Brain and spinal cord lesion criteria distinguishes AQP4-positive neuromyelitis optica and MOG-positive disease from multiple sclerosis.Mult Scler Relat Disord 2018; 25:246-250MS
Test the ability of a brain and spinal cord MRI criteria to differentiate neuromyelitis optica spectrum disorders and MOG-disease from MS. MRI criteria was further tested in patients with CIS and pediatric MS.
MOG-disease and neuromyelitis optica spectrum disorders can present clinical and radiological features strikingly similar to those of MS. Previously, diagnostic criteria based on brain MRI have been proposed to distinguish between these demyelinating diseases (Matthews-Jurynczik criteria), but spinal cord imaging and its relevance in CIS have not been evaluated. Simple brain and spinal cord MRI criteria may help separate these three inflammatory CNS diseases both in adults and children, aiding in early diagnostic decision-making, such as need for antibody testing.
We included 150 participants (23 with aquaporin-4-positive neuromyelitis optica spectrum disorder, 14 with MOG-disease, 20 with aquaporin-4-negative neuromyelitis optica spectrum disorder, 48 with adult-onset relapsing remitting MS, 24 with pediatric-onset MS and 21 with clinically isolated syndrome). Brain and spinal cord MRI scans were anonymised and scored by 2 separate raters, based on two sets of criteria: one previously described by Matthews and colleagues (including presence of at least one lesion adjacent to the body of lateral ventricle and in the inferior temporal lobe, or presence of subcortical U-fiber lesion or a Dawson's finger-type lesion), and an extended version including spinal cord features (non-longitudinally extensive cervical lesion).
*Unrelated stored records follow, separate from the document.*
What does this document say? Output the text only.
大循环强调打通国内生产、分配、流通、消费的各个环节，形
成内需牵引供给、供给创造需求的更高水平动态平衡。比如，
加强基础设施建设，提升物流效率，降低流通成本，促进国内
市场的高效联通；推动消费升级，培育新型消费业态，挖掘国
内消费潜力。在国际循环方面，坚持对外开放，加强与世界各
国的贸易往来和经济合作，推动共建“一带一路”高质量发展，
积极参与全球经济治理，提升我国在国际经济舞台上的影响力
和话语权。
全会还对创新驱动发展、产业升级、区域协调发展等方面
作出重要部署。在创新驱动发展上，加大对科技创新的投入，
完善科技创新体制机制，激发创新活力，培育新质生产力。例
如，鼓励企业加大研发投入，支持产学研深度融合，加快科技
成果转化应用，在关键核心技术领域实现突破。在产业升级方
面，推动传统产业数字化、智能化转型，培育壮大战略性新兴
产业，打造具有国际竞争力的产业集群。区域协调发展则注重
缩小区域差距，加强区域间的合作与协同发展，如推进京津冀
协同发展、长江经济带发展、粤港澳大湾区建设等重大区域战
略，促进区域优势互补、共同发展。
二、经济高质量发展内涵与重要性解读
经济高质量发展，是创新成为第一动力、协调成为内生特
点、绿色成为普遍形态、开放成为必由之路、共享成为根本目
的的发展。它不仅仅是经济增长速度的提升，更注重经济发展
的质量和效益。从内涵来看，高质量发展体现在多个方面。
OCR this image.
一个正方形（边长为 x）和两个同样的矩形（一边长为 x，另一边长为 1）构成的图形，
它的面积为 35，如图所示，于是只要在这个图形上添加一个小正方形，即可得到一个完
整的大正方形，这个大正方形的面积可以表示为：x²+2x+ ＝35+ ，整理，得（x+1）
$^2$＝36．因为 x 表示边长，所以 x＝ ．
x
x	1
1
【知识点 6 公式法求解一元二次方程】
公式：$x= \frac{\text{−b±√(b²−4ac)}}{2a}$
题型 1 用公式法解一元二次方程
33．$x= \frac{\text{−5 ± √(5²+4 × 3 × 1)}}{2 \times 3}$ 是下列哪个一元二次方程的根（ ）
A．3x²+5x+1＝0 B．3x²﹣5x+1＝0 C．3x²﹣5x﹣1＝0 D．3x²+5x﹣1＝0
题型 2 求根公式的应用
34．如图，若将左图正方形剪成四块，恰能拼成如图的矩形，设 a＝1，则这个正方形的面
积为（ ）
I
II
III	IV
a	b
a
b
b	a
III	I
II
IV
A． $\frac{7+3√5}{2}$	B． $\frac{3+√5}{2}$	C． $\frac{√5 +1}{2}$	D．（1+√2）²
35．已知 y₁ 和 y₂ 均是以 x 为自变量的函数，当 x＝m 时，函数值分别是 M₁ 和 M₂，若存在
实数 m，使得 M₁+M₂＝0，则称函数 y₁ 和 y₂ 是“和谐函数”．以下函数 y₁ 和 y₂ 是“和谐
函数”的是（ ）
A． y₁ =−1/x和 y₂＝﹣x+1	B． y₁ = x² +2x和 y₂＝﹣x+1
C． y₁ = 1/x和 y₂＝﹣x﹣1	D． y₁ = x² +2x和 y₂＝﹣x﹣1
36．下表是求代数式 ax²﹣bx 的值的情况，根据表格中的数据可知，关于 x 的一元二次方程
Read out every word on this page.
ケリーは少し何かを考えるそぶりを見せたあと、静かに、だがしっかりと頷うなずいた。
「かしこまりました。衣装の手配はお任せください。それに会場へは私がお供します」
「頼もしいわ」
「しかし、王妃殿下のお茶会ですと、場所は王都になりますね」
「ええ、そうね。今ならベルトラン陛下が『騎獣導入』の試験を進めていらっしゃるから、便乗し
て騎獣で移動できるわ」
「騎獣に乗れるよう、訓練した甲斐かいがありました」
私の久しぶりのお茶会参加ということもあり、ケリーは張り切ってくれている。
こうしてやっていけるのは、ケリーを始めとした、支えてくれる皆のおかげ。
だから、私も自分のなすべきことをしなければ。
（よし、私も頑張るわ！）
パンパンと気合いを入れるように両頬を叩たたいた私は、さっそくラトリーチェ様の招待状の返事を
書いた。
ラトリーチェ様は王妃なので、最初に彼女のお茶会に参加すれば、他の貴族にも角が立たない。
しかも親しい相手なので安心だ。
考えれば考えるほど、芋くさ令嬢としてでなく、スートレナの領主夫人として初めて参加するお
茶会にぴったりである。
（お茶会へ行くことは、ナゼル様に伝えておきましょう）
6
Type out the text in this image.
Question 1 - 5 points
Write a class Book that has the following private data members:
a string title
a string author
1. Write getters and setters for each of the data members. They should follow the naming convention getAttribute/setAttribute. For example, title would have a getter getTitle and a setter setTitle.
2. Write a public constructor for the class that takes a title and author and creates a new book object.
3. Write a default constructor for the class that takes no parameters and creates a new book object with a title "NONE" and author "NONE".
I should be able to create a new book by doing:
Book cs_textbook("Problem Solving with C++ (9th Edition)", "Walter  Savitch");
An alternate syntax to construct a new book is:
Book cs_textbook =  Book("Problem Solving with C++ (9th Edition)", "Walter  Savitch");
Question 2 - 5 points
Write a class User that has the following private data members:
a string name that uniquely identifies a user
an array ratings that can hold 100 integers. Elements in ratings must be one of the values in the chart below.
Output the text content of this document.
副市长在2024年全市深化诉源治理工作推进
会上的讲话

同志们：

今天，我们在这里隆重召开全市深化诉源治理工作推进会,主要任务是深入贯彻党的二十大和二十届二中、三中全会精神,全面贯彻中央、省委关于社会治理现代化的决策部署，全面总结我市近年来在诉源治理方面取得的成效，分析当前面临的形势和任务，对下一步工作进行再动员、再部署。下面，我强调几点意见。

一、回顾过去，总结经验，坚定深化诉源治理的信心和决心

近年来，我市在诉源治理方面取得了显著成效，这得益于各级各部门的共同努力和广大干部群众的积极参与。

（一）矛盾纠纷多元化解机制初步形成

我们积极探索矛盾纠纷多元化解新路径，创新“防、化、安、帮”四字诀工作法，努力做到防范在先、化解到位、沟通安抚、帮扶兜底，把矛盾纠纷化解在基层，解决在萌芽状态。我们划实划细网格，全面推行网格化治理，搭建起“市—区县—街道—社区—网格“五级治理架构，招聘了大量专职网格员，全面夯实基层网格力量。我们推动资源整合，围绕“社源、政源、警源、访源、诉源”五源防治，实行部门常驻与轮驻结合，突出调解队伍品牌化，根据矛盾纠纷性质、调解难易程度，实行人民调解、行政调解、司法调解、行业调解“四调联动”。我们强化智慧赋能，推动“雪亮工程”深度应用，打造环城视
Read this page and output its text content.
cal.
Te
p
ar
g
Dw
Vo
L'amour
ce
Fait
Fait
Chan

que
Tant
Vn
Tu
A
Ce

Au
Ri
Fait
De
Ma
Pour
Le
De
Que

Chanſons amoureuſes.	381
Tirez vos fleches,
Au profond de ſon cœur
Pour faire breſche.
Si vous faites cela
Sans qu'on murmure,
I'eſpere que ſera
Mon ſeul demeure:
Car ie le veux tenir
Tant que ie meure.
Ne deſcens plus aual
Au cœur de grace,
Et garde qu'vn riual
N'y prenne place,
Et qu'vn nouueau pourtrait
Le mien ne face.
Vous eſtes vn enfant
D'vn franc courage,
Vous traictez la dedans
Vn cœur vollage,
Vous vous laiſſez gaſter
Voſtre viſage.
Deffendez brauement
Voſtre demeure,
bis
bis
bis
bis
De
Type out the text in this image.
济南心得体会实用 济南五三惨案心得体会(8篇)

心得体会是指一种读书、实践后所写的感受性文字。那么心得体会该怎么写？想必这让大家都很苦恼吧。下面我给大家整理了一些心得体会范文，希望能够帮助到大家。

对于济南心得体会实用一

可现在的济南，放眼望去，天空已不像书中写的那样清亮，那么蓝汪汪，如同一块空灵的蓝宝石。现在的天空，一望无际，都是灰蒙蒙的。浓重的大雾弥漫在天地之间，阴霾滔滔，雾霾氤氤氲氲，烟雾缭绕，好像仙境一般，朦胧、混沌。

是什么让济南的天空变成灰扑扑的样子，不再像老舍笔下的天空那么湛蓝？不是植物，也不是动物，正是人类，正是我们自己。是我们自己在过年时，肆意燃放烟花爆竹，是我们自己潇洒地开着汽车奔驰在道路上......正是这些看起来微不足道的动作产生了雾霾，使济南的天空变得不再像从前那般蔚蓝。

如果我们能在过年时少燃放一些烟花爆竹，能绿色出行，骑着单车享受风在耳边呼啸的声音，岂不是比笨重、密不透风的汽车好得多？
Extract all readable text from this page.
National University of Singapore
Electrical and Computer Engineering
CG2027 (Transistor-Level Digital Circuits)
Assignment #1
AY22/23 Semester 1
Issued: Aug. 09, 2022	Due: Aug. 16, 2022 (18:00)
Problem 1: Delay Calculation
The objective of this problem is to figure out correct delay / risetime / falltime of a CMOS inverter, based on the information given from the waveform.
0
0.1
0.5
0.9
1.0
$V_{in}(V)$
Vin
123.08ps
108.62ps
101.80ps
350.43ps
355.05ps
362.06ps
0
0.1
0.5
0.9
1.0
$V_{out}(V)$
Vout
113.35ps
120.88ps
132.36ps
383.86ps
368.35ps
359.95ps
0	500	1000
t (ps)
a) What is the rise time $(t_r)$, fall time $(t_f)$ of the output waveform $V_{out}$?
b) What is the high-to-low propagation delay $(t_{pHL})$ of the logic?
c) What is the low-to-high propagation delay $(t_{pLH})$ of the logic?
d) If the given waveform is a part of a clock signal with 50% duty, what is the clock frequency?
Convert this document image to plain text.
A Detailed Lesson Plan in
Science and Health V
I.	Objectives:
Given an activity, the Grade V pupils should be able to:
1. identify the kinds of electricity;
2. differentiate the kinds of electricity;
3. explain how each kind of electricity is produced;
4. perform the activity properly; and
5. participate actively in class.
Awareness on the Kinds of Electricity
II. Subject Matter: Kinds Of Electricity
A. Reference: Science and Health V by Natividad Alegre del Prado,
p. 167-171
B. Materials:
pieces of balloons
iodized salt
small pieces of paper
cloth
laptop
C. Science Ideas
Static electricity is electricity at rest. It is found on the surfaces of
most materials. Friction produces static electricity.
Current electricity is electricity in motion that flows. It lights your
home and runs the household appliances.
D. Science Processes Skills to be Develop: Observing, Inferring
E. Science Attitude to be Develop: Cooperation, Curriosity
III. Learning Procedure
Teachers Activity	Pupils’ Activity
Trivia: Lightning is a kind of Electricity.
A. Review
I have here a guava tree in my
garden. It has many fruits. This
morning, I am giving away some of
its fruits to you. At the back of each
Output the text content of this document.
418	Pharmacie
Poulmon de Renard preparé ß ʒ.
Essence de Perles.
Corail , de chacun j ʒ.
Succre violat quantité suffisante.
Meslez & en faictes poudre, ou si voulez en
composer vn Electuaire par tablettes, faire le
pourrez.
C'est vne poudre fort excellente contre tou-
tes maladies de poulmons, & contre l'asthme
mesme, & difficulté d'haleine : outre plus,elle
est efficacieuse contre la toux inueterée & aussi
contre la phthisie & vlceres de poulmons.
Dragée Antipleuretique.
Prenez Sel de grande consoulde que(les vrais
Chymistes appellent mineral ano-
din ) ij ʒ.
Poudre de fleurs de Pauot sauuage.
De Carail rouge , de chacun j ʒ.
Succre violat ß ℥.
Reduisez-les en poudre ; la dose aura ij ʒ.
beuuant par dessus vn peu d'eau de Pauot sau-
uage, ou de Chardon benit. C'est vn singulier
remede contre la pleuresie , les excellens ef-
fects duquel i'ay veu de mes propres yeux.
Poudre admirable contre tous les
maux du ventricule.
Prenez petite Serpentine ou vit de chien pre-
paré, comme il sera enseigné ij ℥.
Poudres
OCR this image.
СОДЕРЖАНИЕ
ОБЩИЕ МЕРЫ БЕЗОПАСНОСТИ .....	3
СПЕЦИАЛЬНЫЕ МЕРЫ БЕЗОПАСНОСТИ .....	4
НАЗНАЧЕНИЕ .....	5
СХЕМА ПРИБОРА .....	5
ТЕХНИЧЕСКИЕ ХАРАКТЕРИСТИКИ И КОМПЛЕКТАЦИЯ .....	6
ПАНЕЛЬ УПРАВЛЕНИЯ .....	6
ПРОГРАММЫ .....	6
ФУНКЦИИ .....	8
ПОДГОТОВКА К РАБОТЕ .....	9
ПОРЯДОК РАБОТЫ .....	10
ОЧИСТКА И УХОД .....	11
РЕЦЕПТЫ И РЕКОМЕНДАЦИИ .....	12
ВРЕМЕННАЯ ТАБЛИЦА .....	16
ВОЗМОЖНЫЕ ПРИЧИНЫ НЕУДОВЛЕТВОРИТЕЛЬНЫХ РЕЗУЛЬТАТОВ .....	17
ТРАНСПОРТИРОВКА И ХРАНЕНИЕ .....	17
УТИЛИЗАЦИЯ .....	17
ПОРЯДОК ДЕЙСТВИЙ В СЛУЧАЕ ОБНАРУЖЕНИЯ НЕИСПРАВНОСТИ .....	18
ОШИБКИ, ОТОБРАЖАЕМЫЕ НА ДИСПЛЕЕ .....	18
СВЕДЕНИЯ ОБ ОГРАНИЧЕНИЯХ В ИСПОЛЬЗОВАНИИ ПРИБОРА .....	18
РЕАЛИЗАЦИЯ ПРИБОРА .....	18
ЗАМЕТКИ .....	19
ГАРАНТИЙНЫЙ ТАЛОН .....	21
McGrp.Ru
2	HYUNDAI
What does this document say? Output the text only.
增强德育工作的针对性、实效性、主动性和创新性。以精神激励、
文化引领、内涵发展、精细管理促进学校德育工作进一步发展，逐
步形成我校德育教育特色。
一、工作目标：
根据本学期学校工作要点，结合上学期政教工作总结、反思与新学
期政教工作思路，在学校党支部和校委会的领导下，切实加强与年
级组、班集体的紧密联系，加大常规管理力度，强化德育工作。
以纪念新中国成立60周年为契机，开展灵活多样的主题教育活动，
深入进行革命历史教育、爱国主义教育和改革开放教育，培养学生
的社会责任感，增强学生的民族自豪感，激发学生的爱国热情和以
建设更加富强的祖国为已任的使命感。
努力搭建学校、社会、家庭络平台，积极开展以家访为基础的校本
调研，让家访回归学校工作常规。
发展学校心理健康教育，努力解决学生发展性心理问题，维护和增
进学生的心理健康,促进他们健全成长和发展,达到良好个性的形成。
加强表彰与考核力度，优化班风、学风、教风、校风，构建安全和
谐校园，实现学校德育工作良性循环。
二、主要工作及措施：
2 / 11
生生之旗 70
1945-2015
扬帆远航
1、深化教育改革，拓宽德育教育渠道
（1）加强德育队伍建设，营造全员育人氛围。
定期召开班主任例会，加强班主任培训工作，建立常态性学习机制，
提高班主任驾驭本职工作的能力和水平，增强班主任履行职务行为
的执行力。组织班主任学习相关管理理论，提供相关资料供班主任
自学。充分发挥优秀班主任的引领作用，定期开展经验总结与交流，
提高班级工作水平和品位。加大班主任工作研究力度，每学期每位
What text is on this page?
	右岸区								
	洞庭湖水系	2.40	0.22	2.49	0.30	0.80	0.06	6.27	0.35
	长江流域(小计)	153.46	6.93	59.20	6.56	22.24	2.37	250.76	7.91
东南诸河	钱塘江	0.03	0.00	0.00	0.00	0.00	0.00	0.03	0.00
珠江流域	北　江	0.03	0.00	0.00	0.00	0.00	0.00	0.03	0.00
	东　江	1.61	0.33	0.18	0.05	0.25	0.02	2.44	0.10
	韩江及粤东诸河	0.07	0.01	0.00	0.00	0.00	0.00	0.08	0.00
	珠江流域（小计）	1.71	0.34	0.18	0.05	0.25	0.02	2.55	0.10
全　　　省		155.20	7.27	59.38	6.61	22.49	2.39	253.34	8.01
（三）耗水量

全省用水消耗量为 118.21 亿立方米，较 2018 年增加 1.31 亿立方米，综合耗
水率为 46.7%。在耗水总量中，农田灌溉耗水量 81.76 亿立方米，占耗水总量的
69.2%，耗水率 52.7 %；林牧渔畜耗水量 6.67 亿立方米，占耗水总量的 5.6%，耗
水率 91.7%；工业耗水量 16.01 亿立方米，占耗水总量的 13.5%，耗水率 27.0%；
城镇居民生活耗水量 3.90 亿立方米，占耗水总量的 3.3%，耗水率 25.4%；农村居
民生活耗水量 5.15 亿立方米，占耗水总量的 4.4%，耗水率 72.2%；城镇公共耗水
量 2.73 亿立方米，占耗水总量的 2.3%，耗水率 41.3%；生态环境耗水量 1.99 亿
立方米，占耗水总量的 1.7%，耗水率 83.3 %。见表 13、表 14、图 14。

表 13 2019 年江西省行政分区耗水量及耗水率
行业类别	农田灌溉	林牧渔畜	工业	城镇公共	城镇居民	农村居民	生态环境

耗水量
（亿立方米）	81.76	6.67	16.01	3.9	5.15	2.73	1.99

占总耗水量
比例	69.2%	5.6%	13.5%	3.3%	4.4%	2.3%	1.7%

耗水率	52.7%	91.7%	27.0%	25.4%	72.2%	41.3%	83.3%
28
Extended MRI brain and spinal cord lesion criteria were able to separate adult-onset relapsing remitting MS with 100% sensitivity and 87% specificity from aquaporin-4-positive neuromyelitis optica spectrum disorder; and with 100% sensitivity and 79% specificity from MOG-disease. Additionally, brain and spinal cord criteria showed 100% sensitivity and specificity in patients presenting optic neuritis. Brain and spinal cord criteria were less sensitive in patients with CIS and in pediatric MS patients.
Our data suggest radiological criteria can be useful to separate MS from MOG- and aquaporin-4-positive neuromyelitis optica spectrum disorders, in particular in patients with optic neuritis. Further work is needed to support their use in CIS.